The cases, filed this month at the 1st District Court of Appeal, are rooted in the rights of defendants to speedy trials. They also center on a rule that says criminal defendants will be brought to trial within 175 days of arrest if they are charged with felonies.
Judges in Alachua and Clay counties, however, came to different conclusions about how the speedy-trial requirements should have been applied in the two cases, as the court system worked under Canady’s orders.
Alachua County Circuit Judge James Colaw on Aug. 28 issued a decision siding with defendant Brandy Lee Johnson, who was arrested Feb. 3 and accused of aggravated battery with a deadly weapon. As of Aug. 26, prosecutors had not formally charged Johnson through an indictment or what is known as an “information.” That period was longer than the 175-day window to hold a speedy trial.
In his 10-page decision, Colaw wrote that prosecutors contended the time requirement to “formally charge Defendant has been continuously suspended by the Florida Supreme Court” starting with an administrative order issued by Canady on March 13. But Colaw ruled that the case against Johnson should be “discharged” because, while Canady’s orders addressed a suspension of speedy-trial procedures, they did not allow a delay in filing formal charges.
“(It) is clear that the Florida Supreme Court’s intent is to suspend the speedy trial procedures solely as it relates to jury trials,” Colaw wrote. “Furthermore, the Florida Supreme Court’s administrative orders have no effect on the Office of the State Attorney’s ability to investigate its cases. The administrative orders limit what the courts can do, not the state or the defense. In that regard, the Florida Supreme Court’s administrative orders reflect an expectation that the parties will be prosecuting their cases in all other respects.”
Prosecutors on Sept. 11 filed a notice of appeal after Colaw rejected their arguments for a rehearing. While prosecutors have not filed full legal arguments at the Tallahassee-based appeals court, they have contended that Colaw did not properly interpret the Supreme Court’s direction about suspension of speedy-trial procedures.
“The state believes that the court (Colaw) misapplied the law when it found, as its sole legal basis, that the Florida Supreme Court did not intend for the suspension of speedy trial to include the filing of charging documents which is the situation presented in this case,” prosecutors wrote in an Aug. 31 motion for rehearing.
Clay County Circuit Judge Michael Sharrit, however, sided with prosecutors on similar questions in a case involving defendant David Pulliam, who was arrested Nov. 29 after a traffic crash, according to a court records.
Pulliam was initially charged in December with two counts of DUI with bodily injury and driving with a suspended or revoked license. But prosecutors on June 12 filed an amendment that upgraded one of the charges to DUI manslaughter after the death of Larry Tode, a victim in the accident.

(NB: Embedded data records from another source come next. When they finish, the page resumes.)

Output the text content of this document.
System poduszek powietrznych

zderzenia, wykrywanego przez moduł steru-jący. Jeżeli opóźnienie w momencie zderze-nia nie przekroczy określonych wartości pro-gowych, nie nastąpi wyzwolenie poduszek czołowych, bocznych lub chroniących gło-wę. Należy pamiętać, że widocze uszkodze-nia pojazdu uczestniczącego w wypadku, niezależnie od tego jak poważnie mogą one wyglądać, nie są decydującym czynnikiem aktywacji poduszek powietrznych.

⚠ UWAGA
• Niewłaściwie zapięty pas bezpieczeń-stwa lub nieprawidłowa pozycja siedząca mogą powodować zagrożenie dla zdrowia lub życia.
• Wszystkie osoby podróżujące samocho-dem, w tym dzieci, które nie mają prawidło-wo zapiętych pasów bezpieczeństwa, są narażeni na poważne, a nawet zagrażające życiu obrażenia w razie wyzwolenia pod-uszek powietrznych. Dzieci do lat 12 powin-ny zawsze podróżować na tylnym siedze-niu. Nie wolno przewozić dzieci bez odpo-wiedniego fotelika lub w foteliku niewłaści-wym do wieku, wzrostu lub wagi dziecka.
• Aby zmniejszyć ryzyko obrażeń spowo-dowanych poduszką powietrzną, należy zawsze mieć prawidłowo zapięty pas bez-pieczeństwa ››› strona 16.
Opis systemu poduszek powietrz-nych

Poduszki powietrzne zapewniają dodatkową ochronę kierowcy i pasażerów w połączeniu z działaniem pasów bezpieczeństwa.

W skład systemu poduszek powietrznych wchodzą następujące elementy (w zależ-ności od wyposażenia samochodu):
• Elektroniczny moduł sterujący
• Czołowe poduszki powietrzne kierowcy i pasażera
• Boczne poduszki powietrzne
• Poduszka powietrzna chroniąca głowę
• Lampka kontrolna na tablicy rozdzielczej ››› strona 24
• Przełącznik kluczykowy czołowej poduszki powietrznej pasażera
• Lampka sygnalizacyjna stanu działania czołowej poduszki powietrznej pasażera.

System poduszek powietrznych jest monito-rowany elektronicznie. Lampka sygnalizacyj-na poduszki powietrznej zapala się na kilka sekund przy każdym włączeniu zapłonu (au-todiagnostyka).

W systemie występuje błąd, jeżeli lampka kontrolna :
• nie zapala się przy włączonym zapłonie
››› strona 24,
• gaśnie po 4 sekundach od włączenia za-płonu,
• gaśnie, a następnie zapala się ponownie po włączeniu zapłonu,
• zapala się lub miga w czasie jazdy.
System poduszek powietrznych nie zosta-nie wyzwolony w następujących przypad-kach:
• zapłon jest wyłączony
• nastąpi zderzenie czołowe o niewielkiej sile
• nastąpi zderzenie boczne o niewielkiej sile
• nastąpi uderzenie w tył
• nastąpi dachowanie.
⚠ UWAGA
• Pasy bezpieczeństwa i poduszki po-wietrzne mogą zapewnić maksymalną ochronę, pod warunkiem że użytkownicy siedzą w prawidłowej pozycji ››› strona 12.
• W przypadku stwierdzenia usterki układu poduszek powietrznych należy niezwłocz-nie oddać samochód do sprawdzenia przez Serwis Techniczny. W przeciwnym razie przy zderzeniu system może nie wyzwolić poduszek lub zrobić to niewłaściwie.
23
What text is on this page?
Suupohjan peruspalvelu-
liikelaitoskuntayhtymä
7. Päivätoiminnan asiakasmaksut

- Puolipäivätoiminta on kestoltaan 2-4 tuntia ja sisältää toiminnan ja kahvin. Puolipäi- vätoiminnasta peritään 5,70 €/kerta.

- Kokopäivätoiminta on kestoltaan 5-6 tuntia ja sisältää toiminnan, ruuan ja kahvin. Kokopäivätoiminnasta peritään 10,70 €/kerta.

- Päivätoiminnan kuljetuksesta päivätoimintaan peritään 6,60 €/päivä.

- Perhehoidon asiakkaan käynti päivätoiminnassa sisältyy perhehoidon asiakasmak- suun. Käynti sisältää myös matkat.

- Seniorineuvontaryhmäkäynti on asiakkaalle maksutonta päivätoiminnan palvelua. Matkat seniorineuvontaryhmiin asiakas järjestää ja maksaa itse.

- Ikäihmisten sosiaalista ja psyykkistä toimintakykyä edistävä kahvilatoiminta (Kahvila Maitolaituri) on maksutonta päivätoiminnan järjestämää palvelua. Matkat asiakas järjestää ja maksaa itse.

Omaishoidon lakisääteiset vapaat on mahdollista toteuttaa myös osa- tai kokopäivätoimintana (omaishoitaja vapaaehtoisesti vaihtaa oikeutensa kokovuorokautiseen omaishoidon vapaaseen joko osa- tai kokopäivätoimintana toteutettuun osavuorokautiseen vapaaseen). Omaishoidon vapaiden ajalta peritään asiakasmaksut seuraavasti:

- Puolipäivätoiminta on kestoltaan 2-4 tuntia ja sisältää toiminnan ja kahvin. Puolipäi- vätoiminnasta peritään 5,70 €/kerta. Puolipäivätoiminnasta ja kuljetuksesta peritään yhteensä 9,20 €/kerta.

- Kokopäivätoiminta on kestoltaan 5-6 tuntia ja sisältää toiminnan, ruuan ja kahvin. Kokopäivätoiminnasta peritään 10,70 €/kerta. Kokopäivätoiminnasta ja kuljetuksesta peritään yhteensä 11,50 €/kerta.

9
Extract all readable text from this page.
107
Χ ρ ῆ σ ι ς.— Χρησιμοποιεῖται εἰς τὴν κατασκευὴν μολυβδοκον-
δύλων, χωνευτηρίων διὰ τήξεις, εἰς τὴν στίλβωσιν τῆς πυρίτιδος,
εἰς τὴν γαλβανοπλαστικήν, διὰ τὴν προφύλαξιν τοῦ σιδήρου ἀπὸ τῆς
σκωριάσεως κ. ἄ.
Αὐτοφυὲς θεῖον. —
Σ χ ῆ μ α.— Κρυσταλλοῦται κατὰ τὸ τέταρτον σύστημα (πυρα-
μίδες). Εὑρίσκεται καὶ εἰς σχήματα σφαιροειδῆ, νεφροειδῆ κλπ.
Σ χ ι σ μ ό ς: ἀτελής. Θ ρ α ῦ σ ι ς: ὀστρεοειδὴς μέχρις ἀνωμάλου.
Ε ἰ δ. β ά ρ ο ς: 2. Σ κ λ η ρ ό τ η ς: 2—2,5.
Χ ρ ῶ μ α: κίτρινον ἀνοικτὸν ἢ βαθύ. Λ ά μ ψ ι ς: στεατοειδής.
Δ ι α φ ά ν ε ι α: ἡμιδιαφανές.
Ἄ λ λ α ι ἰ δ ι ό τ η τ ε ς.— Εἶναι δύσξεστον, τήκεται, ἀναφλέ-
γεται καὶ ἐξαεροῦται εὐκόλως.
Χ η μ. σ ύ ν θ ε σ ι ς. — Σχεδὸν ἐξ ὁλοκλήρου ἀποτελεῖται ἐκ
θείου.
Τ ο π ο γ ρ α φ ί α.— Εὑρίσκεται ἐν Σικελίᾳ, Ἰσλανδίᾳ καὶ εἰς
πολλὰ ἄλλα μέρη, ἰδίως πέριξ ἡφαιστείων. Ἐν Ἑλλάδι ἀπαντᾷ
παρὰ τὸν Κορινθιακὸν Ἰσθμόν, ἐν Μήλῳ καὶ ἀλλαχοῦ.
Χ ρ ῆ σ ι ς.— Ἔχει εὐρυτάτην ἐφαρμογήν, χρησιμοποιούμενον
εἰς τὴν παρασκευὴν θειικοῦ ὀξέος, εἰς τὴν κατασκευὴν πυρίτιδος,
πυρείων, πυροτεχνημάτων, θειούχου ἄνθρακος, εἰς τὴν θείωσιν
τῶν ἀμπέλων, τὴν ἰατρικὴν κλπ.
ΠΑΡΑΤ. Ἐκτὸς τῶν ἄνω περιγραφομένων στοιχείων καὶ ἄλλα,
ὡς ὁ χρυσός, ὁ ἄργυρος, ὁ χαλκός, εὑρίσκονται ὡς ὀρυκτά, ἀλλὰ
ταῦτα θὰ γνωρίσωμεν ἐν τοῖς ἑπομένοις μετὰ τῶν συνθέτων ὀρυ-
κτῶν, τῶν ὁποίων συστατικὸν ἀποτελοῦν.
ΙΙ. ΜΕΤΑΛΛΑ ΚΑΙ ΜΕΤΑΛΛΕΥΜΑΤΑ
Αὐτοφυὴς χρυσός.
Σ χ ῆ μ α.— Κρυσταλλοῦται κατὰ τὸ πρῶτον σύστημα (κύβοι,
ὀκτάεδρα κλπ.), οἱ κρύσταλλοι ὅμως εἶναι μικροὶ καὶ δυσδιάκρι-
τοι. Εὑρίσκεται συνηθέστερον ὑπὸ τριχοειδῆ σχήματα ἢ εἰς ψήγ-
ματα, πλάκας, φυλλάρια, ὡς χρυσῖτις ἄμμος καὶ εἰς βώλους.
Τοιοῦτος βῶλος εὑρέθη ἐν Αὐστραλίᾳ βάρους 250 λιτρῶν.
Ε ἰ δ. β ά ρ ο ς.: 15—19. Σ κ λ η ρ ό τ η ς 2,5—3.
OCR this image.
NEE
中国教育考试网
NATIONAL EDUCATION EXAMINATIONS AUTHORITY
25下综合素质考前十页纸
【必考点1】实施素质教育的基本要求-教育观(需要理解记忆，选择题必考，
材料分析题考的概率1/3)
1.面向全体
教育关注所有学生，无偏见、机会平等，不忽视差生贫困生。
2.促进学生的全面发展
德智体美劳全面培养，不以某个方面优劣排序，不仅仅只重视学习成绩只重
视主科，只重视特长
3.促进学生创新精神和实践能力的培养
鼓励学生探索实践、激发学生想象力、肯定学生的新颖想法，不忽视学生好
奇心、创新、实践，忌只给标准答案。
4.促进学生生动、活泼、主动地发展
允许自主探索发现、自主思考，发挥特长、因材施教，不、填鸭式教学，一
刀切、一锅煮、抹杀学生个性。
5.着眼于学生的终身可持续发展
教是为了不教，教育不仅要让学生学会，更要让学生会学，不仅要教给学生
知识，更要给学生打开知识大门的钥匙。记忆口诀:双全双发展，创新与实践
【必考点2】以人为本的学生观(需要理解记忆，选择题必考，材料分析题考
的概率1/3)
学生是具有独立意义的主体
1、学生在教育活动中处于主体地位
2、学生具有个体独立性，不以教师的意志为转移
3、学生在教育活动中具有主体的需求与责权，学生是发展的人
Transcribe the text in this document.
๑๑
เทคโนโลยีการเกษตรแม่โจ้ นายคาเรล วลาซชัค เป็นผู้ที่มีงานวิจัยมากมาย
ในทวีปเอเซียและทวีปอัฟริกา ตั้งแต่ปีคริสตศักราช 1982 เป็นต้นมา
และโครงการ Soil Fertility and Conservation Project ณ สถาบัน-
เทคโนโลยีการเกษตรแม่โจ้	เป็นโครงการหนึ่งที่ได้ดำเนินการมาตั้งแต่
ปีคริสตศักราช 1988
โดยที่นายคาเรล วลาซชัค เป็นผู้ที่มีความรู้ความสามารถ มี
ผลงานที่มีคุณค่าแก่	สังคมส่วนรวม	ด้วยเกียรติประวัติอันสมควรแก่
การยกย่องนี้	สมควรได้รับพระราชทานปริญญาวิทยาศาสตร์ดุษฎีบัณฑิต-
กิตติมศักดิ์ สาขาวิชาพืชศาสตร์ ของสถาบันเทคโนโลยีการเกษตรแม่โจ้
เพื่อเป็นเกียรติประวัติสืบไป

But Pulliam’s attorneys argued that the charge could not be amended because the move came after the expiration of the 175-day speedy trial period.
“But for the outbreak of COVID and inability to exercise his right to a jury trial due to public health concerns, Defendant’s case would have been tried and disposed of prior to Mr. Tode passing away,” Pulliam’s attorneys argued in a June court document. “It is prejudicial and fundamentally unfair for Defendant to face a greater loss of his liberty by allowing the state to enhance his charges at this time.”
Sharrit rejected Pulliam’s arguments in a two-page order issued Aug. 3, prompting an appeal.
“For purposes of this case, the speedy trial time period otherwise applicable has been suspended by order of the Chief Justice of the Florida Supreme Court,” Sharitt wrote “The language contained in the applicable administration orders did not indicate that only certain aspects of ‘the Rule’ should be suspended or that ‘the Rule’ should remain in effect for any particular consideration. As a matter of law and procedure, the Speedy Trial Rule is generally suspended.”